Homologous recombination deficiency (HRD) confers sensitivity to poly (ADP-ribose) polymerase (PARP) inhibitors and platinum-based chemotherapy, representing a critical biomarker for precision oncology across multiple malignancies. Current HRD assessment relies on next-generation sequencing of genomic scar signatures, but specialized infrastructure requirements, high costs, and prolonged turnaround times limit widespread adoption. These barriers restrict access to HRD testing, particularly in resource-constrained settings where the majority of cancer patients receive care. Pan-cancer HRD prediction has been shown, but robustness across histologies and institutions, leak-safe evaluation, and backbone-dependent generalization remain incompletely characterized. Here we show that IHGAMP (Integrative Histopathology-Genomic Analysis for Molecular Phenotyping), a computational framework using vision transformer foundation models, predicts HRD status from H&E images with an AUROC of 0.766 (95% CI 0.727-0.803) on the TCGA held-out test set using OpenCLIP embeddings, and improves to 0.827 with histopathology-pretrained OpenSlideFM embeddings under the same leak-safe protocol.
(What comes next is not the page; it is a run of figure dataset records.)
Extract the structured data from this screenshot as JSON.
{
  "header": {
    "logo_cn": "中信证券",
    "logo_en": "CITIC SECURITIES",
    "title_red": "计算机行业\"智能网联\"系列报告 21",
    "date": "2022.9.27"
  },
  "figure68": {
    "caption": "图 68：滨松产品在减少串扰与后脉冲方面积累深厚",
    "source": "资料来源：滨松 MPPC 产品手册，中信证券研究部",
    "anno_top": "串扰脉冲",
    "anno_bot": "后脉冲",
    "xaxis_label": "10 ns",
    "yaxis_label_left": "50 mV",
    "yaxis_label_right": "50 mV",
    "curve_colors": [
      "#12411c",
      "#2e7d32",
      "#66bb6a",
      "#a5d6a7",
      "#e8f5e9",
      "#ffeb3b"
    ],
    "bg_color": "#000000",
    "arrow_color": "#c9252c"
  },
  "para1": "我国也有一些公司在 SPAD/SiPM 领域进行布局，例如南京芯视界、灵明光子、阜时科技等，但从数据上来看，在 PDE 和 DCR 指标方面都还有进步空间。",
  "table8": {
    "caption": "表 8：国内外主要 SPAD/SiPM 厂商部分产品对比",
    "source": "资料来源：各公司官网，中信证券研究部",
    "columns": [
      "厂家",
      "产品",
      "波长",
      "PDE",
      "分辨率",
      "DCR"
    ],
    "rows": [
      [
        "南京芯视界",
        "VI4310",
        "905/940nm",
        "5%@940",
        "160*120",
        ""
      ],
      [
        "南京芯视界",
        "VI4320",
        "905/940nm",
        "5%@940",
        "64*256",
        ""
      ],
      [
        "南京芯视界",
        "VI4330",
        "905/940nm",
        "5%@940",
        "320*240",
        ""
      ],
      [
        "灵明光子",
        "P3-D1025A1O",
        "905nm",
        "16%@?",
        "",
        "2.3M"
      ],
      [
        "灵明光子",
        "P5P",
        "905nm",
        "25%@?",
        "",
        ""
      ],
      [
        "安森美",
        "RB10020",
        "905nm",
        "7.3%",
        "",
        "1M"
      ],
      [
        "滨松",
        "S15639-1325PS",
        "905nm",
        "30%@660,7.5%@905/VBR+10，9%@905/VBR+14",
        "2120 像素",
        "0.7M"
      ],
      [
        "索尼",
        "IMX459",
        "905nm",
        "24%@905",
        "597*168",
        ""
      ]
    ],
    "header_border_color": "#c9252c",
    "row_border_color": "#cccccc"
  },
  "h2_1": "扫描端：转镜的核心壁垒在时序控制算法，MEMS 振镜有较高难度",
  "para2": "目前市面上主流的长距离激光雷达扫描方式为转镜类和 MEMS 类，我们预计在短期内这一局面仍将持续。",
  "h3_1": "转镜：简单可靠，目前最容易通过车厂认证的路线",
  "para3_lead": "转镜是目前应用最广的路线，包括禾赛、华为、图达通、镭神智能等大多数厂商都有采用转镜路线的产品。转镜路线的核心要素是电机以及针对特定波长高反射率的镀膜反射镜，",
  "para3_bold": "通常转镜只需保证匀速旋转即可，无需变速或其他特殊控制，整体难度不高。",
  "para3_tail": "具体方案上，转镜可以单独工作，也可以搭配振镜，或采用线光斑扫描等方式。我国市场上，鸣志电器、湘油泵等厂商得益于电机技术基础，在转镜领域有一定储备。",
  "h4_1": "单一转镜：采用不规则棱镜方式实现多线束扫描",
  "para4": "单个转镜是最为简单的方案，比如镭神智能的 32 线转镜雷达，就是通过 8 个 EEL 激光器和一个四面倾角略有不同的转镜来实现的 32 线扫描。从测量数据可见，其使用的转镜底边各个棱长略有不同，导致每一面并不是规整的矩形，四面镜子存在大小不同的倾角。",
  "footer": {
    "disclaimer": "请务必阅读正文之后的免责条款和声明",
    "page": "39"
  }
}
External evaluation on 927 patients (2,718 whole slide images) from seven independent cohorts demonstrated generalization in adenocarcinoma/serous settings (e.g., CPTAC-LUAD AUROC 0.723) and enabled platinum resistance prediction in PTRC-HGSOC (AUROC 0.673), with attenuation in squamous histologies. Systematic comparison of foundation-model embeddings showed that OpenSlideFM outperformed OpenCLIP internally on TCGA (0.827 vs 0.766 AUROC) and improved external generalization in select cohorts (e.g., CPTAC-LUAD), while performance remained attenuated in squamous histologies; TSS-level embedding norm stability across 710 tissue source sites suggested limited site-driven magnitude shifts. Our findings establish that routine histopathology contains morphology associated with HRD that enables moderate, histology-dependent prediction, supporting a potential screening/triage role to prioritize confirmatory molecular testing where appropriate.